When you’re struggling to stay consistent in the gym or stick to your nutrition plan, most in the fitness crowd would tell you to “man up and be more disciplined”… to “try harder”… and that “if you really wanted it you’d be willing to sacrifice more.”
But that’s nonsense. The kinda thing you’ll hear from guys who have no idea what it’s like to build an awesome body AND have a family and other responsibilities and priorities.
I have a solution for you that requires NONE of that…
THE FITNESS “SHORTLIST”
It happens to the best of us. Work gets busy. Kids get sick. Unforeseen stuff comes up and knocks you off track right when things were starting to go good.
THAT’S real life.
For many, this is a very stressful place to be. Heck, for alotta guys I know, this is when you check out and write off your hopes of building a strong, great-looking, capable body.
Thankfully, it doesn’t have to be that way. To combat “real life”, you need to determine your Minimum Effective Fitness ‘Short List.’
In plain speak, this is just the absolute minimum required to make a bit of progress, or at least NOT move backward.
Using myself as an example, I normally like to eat 3 meals and one snack per day consisting of lean protein, lots of veggies, some fruit, starch after my workouts, and plenty of water.

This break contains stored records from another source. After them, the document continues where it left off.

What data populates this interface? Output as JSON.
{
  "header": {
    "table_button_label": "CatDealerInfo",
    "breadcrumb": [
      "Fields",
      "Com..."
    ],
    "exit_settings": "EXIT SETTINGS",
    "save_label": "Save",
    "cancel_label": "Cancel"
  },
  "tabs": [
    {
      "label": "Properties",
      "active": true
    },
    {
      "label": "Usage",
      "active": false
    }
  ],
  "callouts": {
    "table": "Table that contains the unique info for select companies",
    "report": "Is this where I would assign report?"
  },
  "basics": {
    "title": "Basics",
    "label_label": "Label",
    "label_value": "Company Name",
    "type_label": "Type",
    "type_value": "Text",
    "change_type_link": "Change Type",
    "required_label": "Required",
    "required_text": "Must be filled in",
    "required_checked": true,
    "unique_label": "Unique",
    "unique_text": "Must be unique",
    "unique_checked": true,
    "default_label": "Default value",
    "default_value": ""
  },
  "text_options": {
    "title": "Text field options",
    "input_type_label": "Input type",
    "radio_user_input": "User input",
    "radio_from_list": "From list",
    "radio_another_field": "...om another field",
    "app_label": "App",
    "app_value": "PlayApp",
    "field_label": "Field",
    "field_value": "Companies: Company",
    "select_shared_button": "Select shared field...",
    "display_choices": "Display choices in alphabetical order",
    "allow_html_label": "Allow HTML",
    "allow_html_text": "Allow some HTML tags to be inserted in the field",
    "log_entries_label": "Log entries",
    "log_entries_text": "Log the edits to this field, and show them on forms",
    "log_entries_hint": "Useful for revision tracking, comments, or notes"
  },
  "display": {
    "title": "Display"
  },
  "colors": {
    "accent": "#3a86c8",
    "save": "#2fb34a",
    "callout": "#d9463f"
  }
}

I also lift weights 3-4 times per week and work in some other fun, active “hobby” like activities (playing basketball, running, etc.) that help with staying shape and improving conditioning.
That’s my IDEAL.
But that’s not always how it goes. So if life or work is crazy and I’m feeling worn out and beat up, my Fitness Short List would be:
- Lift weights 2-3 times per week, usually lasting no more than 30-40 minutes MAX (there is room for “play” here… my workouts often look more simple during busy times so that I can do them wherever is most convenient – my garage, basement, etc. with minimal equipment).
- Try to do something active a few days per week, but nothing structured or planned (playing with kids, hobbies, etc. that require physical activity as opposed to planned “cardio”).
- Three meals a day, focusing on lean protein, veggies, and fruit… but ultimately doing the “best I can” with what’s thrown my way by focusing on keeping portions in check and making sure I’m not stuffing myself with empty calories.
- Find a way to chill out for 10+ minutes per day. Meditation, watching a funny TV show with my wife, playing with the kids at the park, etc. This can be a lot of different things, but they key is I cut myself a “break” and intentionally step away from the stressful stuff.
Is there much, much more that I could/should do? Sure, but that’s not the point.
The short list above is the MINIMUM that I need to do to keep inching along in the right direction.
So when life gets crazy (and it always does) I can end each day knowing I still made a little progress towards my fitness goals. Sometimes this is just for a week or two, sometimes this limited approach lasts for months at a time.
As someone with a family and a job (or jobs), there’s no predictable pattern of “easy” and “difficult” times in life.
The key here is this: instead of becoming obsessed with trying to make the “ideal” work… and ultimately chucking it all to the curb and sitting on my couch eating takeout for 3 months, the Fitness Short List keeps me moving in right direction by doing just what’s doable during that season of life.
Is it perfect? Probably not.
But it’s enough for now. That’s the goal.
Finding your Fitness Short List is a crucial part of making your fitness journey a true lifestyle.